Raney and Ladani state in their paper that some transit and mobility services may require all riders to wear masks to protect others from "droplet spread" and allow ridership to increase more rapidly. In some cases, private commuter buses may impose twice-per-month testing for people boarding buses to ensure safe commutes. He pointed to reports that Amazon CEO Jeff Bezos has recently called for testing of all Amazon employees. Others may follow his lead.

The one factor that will likely help transit agencies get their ridership back is highway congestion. The worse the highways start to look, the more people will start getting onto trains and buses.

"When you have a lousy corridor like U.S. Highway 101, as it gets filled (with) back up with traffic, transit will rebound nicely in those corridors," Raney said.

While transit use remains a major wild card, biking could see an uptick. The paper by Raney and Ladani states that we can expect more bike commuting because the mode allows people to maintain physical distance. Other factors also point in favor of bicycling. Even before the pandemic, Stanford University and other major employers in the Palo Alto area were rolling out programs to offer incentives for employees to commute by bikes. Facebook and Google have launched pilot programs to equip employees with electric bikes, he said.

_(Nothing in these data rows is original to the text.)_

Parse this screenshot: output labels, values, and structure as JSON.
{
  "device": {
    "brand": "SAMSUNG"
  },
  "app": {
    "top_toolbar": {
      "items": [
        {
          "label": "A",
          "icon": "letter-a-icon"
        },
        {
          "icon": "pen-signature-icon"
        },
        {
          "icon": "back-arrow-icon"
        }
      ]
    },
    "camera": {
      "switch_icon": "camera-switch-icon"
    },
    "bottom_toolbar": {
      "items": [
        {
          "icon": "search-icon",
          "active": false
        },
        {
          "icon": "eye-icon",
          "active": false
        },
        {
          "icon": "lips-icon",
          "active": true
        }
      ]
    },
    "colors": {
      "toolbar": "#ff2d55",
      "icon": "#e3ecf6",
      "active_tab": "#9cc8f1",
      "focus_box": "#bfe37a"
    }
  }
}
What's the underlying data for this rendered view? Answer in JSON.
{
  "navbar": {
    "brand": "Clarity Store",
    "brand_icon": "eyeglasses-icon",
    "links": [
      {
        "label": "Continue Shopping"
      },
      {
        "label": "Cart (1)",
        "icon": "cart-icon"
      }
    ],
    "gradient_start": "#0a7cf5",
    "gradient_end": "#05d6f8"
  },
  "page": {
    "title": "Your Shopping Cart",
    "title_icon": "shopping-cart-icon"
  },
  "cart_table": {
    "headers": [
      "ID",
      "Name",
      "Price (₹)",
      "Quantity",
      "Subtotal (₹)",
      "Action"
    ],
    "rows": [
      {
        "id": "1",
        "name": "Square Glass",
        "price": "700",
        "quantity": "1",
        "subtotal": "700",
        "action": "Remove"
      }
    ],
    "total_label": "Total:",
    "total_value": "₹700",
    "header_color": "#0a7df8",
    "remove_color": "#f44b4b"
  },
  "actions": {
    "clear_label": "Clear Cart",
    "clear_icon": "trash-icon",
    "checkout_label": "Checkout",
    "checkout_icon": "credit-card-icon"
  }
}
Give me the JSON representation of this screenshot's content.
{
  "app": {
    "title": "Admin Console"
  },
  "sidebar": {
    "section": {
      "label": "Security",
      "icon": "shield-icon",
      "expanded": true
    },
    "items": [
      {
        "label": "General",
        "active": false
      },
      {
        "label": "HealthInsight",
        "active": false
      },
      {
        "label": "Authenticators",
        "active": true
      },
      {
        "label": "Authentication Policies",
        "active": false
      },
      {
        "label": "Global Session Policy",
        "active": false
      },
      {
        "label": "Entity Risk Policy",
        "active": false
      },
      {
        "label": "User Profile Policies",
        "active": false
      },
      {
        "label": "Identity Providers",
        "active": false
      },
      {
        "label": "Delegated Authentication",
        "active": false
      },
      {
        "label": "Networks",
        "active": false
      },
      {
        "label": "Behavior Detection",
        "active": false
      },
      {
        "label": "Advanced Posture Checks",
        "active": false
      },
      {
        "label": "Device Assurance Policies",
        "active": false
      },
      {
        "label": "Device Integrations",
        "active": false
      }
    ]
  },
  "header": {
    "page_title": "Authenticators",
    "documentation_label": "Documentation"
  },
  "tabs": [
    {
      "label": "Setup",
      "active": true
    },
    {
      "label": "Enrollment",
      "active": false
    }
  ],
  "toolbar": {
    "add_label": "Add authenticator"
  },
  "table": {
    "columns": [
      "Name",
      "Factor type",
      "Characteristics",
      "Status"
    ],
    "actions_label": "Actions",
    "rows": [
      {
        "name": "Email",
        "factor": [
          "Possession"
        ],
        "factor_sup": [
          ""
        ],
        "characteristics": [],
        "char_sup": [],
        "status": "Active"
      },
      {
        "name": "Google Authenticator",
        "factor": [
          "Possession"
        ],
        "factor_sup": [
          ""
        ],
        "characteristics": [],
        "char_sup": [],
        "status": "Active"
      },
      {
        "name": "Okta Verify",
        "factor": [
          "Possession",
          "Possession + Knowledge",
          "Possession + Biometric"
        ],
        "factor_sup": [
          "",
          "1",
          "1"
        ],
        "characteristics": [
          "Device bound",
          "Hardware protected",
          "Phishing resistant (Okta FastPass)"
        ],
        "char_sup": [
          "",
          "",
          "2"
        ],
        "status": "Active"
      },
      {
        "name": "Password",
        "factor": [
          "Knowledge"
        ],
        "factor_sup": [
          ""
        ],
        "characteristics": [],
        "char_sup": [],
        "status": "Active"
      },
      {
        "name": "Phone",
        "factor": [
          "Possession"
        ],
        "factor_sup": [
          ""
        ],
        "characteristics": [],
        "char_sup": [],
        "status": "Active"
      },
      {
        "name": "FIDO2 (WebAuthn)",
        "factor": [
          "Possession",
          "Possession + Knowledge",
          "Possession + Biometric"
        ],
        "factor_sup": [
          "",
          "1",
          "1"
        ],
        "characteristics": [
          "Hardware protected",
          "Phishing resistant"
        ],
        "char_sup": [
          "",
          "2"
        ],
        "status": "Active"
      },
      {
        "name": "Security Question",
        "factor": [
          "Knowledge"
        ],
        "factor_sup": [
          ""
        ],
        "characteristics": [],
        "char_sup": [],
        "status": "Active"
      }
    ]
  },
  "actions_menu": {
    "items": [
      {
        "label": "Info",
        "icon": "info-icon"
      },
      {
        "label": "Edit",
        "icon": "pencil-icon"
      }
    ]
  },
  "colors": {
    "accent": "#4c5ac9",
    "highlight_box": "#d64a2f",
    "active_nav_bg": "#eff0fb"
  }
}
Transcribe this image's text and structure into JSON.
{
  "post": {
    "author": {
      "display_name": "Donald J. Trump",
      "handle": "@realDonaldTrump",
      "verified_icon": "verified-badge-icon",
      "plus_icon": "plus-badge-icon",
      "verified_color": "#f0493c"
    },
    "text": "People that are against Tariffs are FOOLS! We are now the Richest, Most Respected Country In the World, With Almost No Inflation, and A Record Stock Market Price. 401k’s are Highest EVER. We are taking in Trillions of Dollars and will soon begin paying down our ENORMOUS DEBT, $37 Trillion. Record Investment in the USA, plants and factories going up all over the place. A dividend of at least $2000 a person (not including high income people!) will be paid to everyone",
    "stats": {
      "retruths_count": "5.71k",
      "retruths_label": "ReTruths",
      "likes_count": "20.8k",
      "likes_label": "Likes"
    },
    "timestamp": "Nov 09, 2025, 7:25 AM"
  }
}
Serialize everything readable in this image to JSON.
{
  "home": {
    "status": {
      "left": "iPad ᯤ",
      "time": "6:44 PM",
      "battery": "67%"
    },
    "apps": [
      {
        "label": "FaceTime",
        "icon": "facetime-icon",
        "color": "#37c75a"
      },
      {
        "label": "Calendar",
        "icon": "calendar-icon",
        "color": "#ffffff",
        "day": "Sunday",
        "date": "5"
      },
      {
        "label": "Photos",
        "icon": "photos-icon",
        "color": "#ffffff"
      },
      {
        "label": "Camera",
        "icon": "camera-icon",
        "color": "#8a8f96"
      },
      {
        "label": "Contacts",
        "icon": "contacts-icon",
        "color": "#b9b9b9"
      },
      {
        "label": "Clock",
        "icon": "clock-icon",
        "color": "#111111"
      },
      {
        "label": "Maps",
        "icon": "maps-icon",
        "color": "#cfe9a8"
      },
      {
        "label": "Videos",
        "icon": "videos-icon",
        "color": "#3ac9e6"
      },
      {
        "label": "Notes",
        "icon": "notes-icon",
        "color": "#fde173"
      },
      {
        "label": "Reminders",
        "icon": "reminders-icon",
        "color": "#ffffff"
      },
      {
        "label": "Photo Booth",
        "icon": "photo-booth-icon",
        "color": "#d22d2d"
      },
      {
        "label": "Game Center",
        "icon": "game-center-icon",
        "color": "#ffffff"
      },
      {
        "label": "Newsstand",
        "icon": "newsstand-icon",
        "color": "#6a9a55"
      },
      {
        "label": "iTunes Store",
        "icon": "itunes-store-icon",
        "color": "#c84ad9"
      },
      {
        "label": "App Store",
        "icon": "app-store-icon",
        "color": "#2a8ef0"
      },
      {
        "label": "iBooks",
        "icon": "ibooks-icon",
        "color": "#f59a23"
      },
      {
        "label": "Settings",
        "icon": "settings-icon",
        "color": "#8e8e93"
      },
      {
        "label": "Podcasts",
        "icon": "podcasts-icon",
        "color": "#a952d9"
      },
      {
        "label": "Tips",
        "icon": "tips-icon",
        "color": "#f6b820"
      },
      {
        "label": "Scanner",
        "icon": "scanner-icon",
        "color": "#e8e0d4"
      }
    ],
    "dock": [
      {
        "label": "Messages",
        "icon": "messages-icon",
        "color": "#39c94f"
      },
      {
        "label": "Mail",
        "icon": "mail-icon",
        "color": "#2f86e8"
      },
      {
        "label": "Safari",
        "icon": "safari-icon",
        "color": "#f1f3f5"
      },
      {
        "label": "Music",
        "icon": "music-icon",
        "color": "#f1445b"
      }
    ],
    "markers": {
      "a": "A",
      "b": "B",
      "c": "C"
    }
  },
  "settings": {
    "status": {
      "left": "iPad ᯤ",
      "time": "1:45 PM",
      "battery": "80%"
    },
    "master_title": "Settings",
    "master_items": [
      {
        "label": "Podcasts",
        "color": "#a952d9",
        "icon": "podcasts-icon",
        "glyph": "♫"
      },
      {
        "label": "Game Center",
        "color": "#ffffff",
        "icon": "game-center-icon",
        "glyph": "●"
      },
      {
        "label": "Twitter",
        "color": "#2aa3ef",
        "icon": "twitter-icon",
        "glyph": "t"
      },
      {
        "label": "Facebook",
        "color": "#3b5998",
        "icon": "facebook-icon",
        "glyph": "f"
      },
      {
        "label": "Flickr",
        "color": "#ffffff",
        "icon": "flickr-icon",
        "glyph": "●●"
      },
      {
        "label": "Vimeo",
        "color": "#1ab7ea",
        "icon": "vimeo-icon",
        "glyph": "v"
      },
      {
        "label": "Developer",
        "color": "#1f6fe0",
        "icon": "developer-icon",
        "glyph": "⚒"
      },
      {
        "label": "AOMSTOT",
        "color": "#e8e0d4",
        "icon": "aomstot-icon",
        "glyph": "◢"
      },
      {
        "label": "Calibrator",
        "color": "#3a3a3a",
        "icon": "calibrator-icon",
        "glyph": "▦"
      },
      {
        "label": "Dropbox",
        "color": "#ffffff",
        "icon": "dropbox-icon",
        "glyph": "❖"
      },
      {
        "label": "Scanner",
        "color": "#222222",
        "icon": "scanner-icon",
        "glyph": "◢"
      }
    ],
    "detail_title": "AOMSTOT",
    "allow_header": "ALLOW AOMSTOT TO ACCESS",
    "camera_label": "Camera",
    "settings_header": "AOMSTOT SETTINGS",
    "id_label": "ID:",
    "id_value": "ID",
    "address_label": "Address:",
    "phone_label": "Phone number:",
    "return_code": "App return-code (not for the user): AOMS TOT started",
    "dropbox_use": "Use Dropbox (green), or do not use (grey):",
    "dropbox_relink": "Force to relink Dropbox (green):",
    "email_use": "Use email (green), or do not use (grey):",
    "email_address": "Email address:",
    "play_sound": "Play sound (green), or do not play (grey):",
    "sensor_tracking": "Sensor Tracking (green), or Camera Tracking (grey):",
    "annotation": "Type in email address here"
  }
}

Palo Alto was just about to implement a bike-share program when the health crisis arrived. The effort could now be hampered by concerns about the virus contagion. But the city also has accelerated the implementation of its bike master plan in recent years, an effort that the city paused after a public outcry over modifications at Ross Road and that it was preparing to resume when the pandemic hit.

Raney said the Palo Alto TMA is preparing to introduce an incentive program to help nudge people toward riding bicycles. It will allow users who bike to work to receive cash credit that they can spend at local businesses. The program uses GPS-based software to make sure people are biking and includes a "commuter wallet" app that will allow users to pay through QR codes on their phones.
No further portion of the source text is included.